Van de 64 regels die Pollan heeft opgesteld is er dan ook een: kook. Zelf. Of laat voor je koken. Door mensen. Koken, niet opwarmen dus. Eet niks dat niet door mensen is gekookt met als voeding herkenbare ingrediënten. Eet niks dat je grootmoeder niet zou herkennen als voedsel. Eet niks dat uit meer dan vijf ingrediënten bestaat, eet niks waar ingrediënten inzitten die een schoolkind niet uit kan spreken, eet niks waar dingen in zitten die je zelf niet in je keuken zou hebben.

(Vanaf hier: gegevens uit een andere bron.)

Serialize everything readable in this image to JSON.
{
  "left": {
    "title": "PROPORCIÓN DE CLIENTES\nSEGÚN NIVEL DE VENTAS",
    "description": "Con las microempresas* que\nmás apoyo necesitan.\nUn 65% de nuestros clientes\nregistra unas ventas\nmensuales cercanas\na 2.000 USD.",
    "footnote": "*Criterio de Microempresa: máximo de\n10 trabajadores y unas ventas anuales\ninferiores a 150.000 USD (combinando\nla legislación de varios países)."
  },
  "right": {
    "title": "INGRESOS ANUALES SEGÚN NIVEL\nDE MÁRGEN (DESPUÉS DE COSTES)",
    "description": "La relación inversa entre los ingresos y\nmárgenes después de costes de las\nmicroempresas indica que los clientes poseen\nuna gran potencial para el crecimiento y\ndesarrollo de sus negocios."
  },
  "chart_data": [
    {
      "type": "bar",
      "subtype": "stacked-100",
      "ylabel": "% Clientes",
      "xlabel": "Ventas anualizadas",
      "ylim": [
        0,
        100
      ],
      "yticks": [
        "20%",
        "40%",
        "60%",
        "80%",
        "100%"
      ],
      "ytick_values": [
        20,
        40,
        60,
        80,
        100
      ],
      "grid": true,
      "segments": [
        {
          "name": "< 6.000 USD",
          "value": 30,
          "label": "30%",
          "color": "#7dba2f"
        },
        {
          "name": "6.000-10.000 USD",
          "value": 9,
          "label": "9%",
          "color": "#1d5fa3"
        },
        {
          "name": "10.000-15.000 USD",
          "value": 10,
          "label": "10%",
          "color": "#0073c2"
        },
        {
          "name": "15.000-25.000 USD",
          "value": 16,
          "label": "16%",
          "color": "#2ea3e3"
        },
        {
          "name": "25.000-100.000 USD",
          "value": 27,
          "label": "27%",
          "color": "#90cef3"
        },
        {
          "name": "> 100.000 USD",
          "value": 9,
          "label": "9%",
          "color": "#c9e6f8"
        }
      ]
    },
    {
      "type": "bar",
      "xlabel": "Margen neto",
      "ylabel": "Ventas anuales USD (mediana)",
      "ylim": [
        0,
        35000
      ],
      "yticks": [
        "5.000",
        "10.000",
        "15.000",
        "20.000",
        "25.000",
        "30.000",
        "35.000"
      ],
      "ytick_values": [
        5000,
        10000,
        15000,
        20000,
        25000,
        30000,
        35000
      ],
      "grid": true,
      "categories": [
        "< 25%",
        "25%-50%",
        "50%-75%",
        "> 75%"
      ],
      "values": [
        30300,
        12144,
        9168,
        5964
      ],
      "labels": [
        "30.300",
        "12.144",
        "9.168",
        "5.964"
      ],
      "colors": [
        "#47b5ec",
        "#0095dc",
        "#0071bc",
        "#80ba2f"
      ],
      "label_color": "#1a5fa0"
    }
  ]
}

Hoe kiezen we als we de supermarkt instappen wat we eten willen? Het allereerste criterium van de meeste mensen, bewust of niet bewust, is: is het lekker. Heb ik er zin in. Of: lusten de kinderen dat. En dan is er tegenwoordig wel degelijk ook een soort besef dat het niet al te ongezond moet zijn. Dus grijpen we misschien makkelijker naar pakken ontbijtgraan waar met chocoladeletters op staat dat er veel vezels inzitten, en kiezen we niet voor volle maar voor halfvolle melk waar calcium aan toegevoegd is, en vinden we het een aanbeveling als er op sapjes staat dat er puur natuur inzit, ‘geen suiker toegevoegd’. Of chips waarop staat ’30% minder vet’. En wie neemt de leesbril mee naar de Appie om de kleine lettertjes en cijfertjes op de achterkant van het pak te lezen? Ik deed het een keer. Een minionderzoekje.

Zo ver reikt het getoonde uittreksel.